The author, Britt Young, holding her Ottobock bebionic bionic arm.

Gabriela Hasbun. Makeup: Maria Nguyen for MAC cosmetics; Hair: Joan Laqui for Living Proof
DarkGray

In Jules Verne’s 1865 novel From the Earth to the Moon, members of the fictitious Baltimore Gun Club, all disabled Civil War veterans, restlessly search for a new enemy to conquer. They had spent the war innovating new, deadlier weaponry. By the war’s end, with “not quite one arm between four persons, and exactly two legs between six,” these self-taught amputee-weaponsmiths decide to repurpose their skills toward a new projectile: a rocket ship.
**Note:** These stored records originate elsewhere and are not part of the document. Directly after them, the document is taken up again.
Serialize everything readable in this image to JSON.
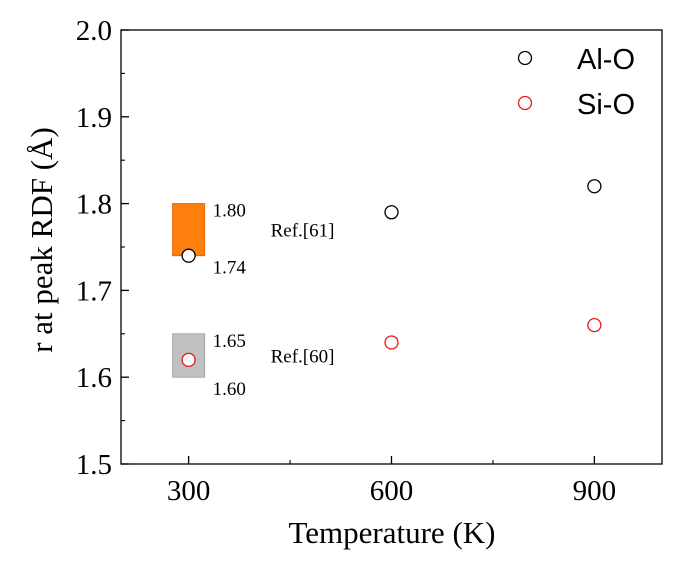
{
  "chart_data": {
    "type": "scatter",
    "xlabel": "Temperature (K)",
    "ylabel": "r at peak RDF (Å)",
    "xlim": [
      200,
      1000
    ],
    "ylim": [
      1.5,
      2.0
    ],
    "xticks": [
      300,
      600,
      900
    ],
    "yticks": [
      1.5,
      1.6,
      1.7,
      1.8,
      1.9,
      2.0
    ],
    "xtick_labels": [
      "300",
      "600",
      "900"
    ],
    "ytick_labels": [
      "1.5",
      "1.6",
      "1.7",
      "1.8",
      "1.9",
      "2.0"
    ],
    "grid": false,
    "legend_position": "top-right",
    "series": [
      {
        "name": "Al-O",
        "color": "#000000",
        "x": [
          300,
          600,
          900
        ],
        "y": [
          1.74,
          1.79,
          1.82
        ]
      },
      {
        "name": "Si-O",
        "color": "#e41a1c",
        "x": [
          300,
          600,
          900
        ],
        "y": [
          1.62,
          1.64,
          1.66
        ]
      }
    ],
    "reference_bands": [
      {
        "label": "Ref.[61]",
        "x": 300,
        "y_low": 1.74,
        "y_high": 1.8,
        "low_label": "1.74",
        "high_label": "1.80",
        "color": "#ff7f0e"
      },
      {
        "label": "Ref.[60]",
        "x": 300,
        "y_low": 1.6,
        "y_high": 1.65,
        "low_label": "1.60",
        "high_label": "1.65",
        "color": "#c0c0c0"
      }
    ]
  }
}
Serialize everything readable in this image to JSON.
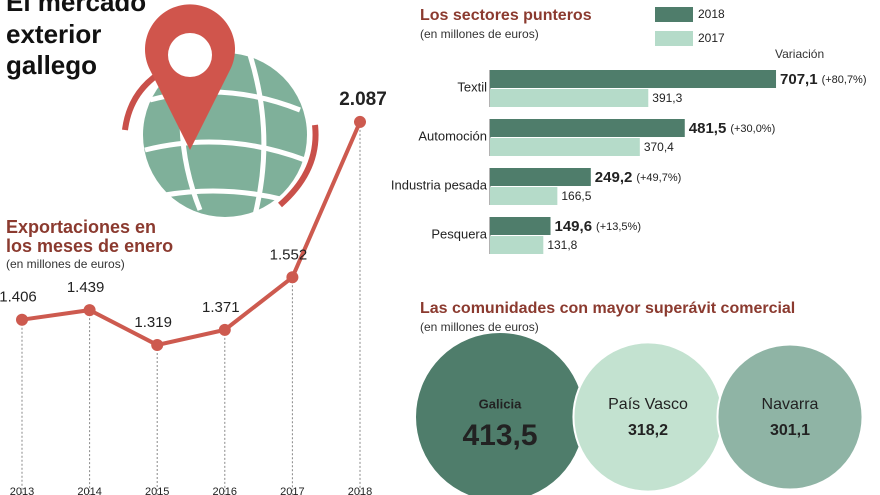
{
  "header": {
    "title_lines": [
      "El mercado",
      "exterior",
      "gallego"
    ]
  },
  "chart_data": [
    {
      "type": "line",
      "title_lines": [
        "Exportaciones en",
        "los meses de enero"
      ],
      "subtitle": "(en millones de euros)",
      "categories": [
        "2013",
        "2014",
        "2015",
        "2016",
        "2017",
        "2018"
      ],
      "values": [
        1406,
        1439,
        1319,
        1371,
        1552,
        2087
      ],
      "value_labels": [
        "1.406",
        "1.439",
        "1.319",
        "1.371",
        "1.552",
        "2.087"
      ],
      "color": "#cd5a4f"
    },
    {
      "type": "hbar",
      "title": "Los sectores punteros",
      "subtitle": "(en millones de euros)",
      "categories": [
        "Textil",
        "Automoción",
        "Industria pesada",
        "Pesquera"
      ],
      "series": [
        {
          "name": "2018",
          "color": "#4f7d6b",
          "values": [
            707.1,
            481.5,
            249.2,
            149.6
          ],
          "value_labels": [
            "707,1",
            "481,5",
            "249,2",
            "149,6"
          ]
        },
        {
          "name": "2017",
          "color": "#b5dbc9",
          "values": [
            391.3,
            370.4,
            166.5,
            131.8
          ],
          "value_labels": [
            "391,3",
            "370,4",
            "166,5",
            "131,8"
          ]
        }
      ],
      "variation_title": "Variación",
      "variation_labels": [
        "(+80,7%)",
        "(+30,0%)",
        "(+49,7%)",
        "(+13,5%)"
      ]
    },
    {
      "type": "bubble",
      "title": "Las comunidades con mayor superávit comercial",
      "subtitle": "(en millones de euros)",
      "categories": [
        "Galicia",
        "País Vasco",
        "Navarra"
      ],
      "values": [
        413.5,
        318.2,
        301.1
      ],
      "value_labels": [
        "413,5",
        "318,2",
        "301,1"
      ],
      "colors": [
        "#4f7d6b",
        "#c3e2d0",
        "#8fb4a5"
      ]
    }
  ]
}
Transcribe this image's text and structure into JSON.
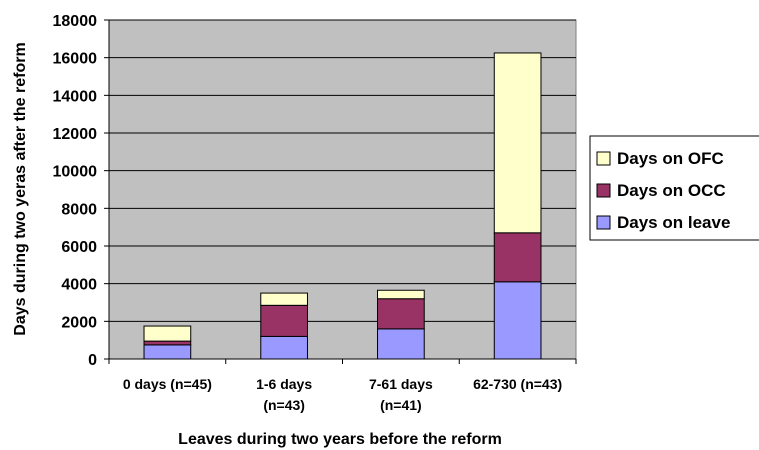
{
  "chart_data": {
    "type": "bar",
    "stacked": true,
    "title": "",
    "xlabel": "Leaves during two years before the reform",
    "ylabel": "Days during two yeras after the reform",
    "categories": [
      [
        "0 days (n=45)"
      ],
      [
        "1-6 days",
        "(n=43)"
      ],
      [
        "7-61 days",
        "(n=41)"
      ],
      [
        "62-730 (n=43)"
      ]
    ],
    "ylim": [
      0,
      18000
    ],
    "yticks": [
      0,
      2000,
      4000,
      6000,
      8000,
      10000,
      12000,
      14000,
      16000,
      18000
    ],
    "grid": true,
    "plot_background": "#c0c0c0",
    "legend_position": "right",
    "series": [
      {
        "name": "Days on leave",
        "color": "#9999ff",
        "values": [
          750,
          1200,
          1600,
          4100
        ]
      },
      {
        "name": "Days on OCC",
        "color": "#993366",
        "values": [
          200,
          1650,
          1600,
          2600
        ]
      },
      {
        "name": "Days on OFC",
        "color": "#ffffcc",
        "values": [
          800,
          650,
          450,
          9550
        ]
      }
    ],
    "legend_order": [
      "Days on OFC",
      "Days on OCC",
      "Days on leave"
    ]
  }
}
The story of the Baltimore Gun Club propelling themselves to the moon is about the extraordinary masculine power of the veteran, who doesn’t simply “overcome” his disability; he derives power and ambition from it. Their “crutches, wooden legs, artificial arms, steel hooks, caoutchouc [rubber] jaws, silver craniums [and] platinum noses” don’t play leading roles in their personalities—they are merely tools on their bodies. These piecemeal men are unlikely crusaders of invention with an even more unlikely mission. And yet who better to design the next great leap in technology than men remade by technology themselves?